Страница 83 из 105
Вскоре я почувствовал, что мои просветительские старания бесплодны. Щербаков, вращаясь вокруг одних и тех же вопросов, не был в состоянии их понять. Он был совершенно беспомощен там, где нужно было составить представление о «сложном целом», а именно таким и является любая культурная проблема. При этом он был похож на рака-старьевщика — старался напялить на себя то, что ему казалось модным в культурном обиходе той среды, к которой стал причислять себя, вступив в престижное лито.
Вскоре Щербаков переключился на Рида Грачева. Я стал слышать от Рида жалобы, что Щербаков чуть не каждый день приходит к нему и провоцирует на выматывающие разговоры. Однажды и Щербаков пожаловался на Рида: «Вчера весь вечер с Ридом проговорил, а записать нечего». Оказывается, наш подопечный, явившись на службу, вытаскивал из стола гроссбух и вместо того, чтобы заниматься служебными обязанностями (свою работу он презирал), начинал записывать те монологи, которые накануне выслушал от Рида Грачева.

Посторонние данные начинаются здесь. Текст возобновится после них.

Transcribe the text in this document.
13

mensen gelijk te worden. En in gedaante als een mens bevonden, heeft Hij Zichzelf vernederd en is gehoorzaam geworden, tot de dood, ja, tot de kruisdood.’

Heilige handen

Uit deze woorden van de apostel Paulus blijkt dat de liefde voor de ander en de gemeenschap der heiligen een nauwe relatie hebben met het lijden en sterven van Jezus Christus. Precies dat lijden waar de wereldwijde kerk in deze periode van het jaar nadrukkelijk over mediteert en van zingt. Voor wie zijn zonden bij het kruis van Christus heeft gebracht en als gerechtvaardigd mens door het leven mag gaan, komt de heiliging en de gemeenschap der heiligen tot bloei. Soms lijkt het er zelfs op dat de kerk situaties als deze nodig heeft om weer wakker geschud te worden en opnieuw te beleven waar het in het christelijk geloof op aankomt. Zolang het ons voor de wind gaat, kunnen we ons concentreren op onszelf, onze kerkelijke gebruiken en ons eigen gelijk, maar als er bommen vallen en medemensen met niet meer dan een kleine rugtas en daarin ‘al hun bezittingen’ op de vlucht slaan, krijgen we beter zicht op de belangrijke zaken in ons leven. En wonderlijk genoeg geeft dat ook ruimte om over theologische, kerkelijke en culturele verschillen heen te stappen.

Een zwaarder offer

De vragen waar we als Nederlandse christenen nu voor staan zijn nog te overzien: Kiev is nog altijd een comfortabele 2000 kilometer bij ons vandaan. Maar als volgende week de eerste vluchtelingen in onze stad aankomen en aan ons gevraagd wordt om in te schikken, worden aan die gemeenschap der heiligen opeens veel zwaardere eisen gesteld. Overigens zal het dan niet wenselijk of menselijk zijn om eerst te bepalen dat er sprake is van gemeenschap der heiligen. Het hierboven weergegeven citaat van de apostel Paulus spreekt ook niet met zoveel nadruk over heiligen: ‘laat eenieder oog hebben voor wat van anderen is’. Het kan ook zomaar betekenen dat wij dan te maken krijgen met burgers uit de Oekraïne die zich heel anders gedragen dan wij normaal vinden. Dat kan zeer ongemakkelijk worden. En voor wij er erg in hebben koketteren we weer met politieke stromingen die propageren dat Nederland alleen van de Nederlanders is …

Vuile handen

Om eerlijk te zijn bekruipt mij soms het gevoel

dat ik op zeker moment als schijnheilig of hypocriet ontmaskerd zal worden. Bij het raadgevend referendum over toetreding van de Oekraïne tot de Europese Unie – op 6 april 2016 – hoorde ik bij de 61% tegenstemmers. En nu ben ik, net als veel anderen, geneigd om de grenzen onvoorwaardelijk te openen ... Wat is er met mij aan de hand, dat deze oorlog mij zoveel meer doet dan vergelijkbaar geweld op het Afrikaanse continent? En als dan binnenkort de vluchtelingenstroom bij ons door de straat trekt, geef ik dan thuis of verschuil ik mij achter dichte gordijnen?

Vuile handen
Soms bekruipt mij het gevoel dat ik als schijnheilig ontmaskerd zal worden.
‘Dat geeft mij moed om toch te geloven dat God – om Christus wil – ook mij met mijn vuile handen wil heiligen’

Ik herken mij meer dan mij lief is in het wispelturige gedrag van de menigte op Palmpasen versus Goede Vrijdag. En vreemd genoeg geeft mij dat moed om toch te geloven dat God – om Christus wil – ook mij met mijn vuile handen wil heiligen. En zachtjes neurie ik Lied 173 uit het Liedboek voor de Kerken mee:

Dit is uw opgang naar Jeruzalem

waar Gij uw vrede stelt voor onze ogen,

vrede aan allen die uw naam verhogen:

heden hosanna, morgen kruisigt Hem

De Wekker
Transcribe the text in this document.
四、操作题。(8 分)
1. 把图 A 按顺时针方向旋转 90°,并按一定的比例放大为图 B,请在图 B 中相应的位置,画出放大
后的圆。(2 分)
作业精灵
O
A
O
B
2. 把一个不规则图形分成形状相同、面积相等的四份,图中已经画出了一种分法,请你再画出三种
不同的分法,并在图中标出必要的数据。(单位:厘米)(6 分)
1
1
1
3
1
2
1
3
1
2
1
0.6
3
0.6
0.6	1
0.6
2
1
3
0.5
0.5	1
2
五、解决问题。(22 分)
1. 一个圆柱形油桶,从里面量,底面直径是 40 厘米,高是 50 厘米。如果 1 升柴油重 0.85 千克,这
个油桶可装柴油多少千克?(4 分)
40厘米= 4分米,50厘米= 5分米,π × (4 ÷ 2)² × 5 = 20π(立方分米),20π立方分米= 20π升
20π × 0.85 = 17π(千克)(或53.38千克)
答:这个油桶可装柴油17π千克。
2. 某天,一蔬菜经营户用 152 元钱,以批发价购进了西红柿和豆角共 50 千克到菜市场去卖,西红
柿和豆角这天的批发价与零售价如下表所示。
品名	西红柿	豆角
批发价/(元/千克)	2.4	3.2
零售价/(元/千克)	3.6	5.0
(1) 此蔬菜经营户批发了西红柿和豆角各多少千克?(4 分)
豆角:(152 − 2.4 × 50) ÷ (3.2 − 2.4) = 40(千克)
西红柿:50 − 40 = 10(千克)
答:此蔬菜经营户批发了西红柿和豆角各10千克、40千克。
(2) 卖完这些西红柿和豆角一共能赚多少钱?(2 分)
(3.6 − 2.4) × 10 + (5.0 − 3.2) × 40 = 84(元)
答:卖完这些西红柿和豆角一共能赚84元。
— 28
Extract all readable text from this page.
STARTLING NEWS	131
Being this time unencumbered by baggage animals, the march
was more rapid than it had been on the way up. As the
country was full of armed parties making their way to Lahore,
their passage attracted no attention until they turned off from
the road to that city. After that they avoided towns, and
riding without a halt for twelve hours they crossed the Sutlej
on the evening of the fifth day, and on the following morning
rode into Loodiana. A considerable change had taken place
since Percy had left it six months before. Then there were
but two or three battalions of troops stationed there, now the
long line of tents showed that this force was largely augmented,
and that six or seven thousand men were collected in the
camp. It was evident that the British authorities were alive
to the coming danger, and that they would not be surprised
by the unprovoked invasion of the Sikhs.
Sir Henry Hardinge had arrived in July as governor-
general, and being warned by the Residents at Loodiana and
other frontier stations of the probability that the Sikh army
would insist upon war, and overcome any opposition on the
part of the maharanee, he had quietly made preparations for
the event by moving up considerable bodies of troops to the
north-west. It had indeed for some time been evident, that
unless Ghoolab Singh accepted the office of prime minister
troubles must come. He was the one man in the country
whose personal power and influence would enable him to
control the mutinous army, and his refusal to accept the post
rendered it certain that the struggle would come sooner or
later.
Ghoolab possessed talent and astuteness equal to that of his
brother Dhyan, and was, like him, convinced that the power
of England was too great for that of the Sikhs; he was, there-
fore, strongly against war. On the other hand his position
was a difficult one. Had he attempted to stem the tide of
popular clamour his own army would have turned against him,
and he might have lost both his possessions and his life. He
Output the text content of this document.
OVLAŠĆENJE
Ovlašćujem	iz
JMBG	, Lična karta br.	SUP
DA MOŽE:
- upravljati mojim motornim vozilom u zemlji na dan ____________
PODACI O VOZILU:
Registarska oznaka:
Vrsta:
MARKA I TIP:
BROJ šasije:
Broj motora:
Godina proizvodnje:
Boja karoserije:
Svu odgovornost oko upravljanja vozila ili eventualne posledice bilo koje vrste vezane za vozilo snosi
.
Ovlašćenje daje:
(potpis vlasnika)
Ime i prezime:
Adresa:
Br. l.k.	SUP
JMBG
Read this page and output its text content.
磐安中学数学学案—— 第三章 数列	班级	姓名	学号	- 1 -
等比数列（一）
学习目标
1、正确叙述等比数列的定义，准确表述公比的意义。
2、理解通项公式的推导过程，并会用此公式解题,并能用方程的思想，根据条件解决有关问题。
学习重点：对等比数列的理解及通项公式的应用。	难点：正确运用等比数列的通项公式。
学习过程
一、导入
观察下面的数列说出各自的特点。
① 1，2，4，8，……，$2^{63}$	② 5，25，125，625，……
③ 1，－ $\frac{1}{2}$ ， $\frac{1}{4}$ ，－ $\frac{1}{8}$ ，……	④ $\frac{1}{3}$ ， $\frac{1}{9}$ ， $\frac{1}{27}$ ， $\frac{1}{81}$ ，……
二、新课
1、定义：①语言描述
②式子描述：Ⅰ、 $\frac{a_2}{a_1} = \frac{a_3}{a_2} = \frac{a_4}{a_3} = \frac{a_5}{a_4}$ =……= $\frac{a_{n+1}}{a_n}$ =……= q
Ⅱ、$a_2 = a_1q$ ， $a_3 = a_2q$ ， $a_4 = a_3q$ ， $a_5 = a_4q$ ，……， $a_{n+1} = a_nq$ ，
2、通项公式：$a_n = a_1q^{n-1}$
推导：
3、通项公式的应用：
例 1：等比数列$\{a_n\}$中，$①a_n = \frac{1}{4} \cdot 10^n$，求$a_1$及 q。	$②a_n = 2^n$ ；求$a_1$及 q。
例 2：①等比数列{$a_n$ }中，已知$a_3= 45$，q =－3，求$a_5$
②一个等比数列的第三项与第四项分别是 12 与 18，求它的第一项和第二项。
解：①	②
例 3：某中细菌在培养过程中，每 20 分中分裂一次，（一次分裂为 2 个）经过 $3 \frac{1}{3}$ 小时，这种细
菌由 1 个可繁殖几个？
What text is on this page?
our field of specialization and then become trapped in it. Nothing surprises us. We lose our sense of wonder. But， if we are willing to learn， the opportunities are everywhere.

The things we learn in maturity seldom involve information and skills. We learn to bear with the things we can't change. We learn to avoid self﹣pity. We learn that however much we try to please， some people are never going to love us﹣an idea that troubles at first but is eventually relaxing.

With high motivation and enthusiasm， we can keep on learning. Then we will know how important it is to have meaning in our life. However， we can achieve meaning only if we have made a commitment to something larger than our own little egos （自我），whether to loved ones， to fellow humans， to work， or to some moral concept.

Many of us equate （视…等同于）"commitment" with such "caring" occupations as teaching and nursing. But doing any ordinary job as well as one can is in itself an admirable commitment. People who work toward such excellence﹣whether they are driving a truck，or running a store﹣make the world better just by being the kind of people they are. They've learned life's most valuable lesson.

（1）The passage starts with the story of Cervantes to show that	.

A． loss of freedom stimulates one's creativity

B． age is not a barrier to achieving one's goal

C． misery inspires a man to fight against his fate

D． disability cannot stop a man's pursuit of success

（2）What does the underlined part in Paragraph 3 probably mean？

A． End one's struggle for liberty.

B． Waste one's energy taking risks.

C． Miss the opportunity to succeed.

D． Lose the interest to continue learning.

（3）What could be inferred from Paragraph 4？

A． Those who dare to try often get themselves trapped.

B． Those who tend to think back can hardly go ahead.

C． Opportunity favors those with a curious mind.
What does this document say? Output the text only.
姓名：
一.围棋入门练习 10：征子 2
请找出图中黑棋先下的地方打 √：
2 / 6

Это была технология работы писателя, лишенного воображения и собственных интеллектуальных импульсов.
И все же я был тогда уверен, что, если бы Щербаков не торопил успех, согласился бы на терпеливую выработку индивидуального почерка, — удача могла прийти. Одним для этого требуется два-три года, другим — десятилетия. Тогда же я заметил одну отвратительную черту в характере героя этого повествования: приступы ненависти к окружающим. Он мог затеять драку лишь для того, чтобы «под настроение» избить человека. Однажды он мне сказал, что Рид Грачев посоветовал ему прочесть «Бесы» Достоевского. Нет ли у меня этого романа? Я не мог не улыбнуться.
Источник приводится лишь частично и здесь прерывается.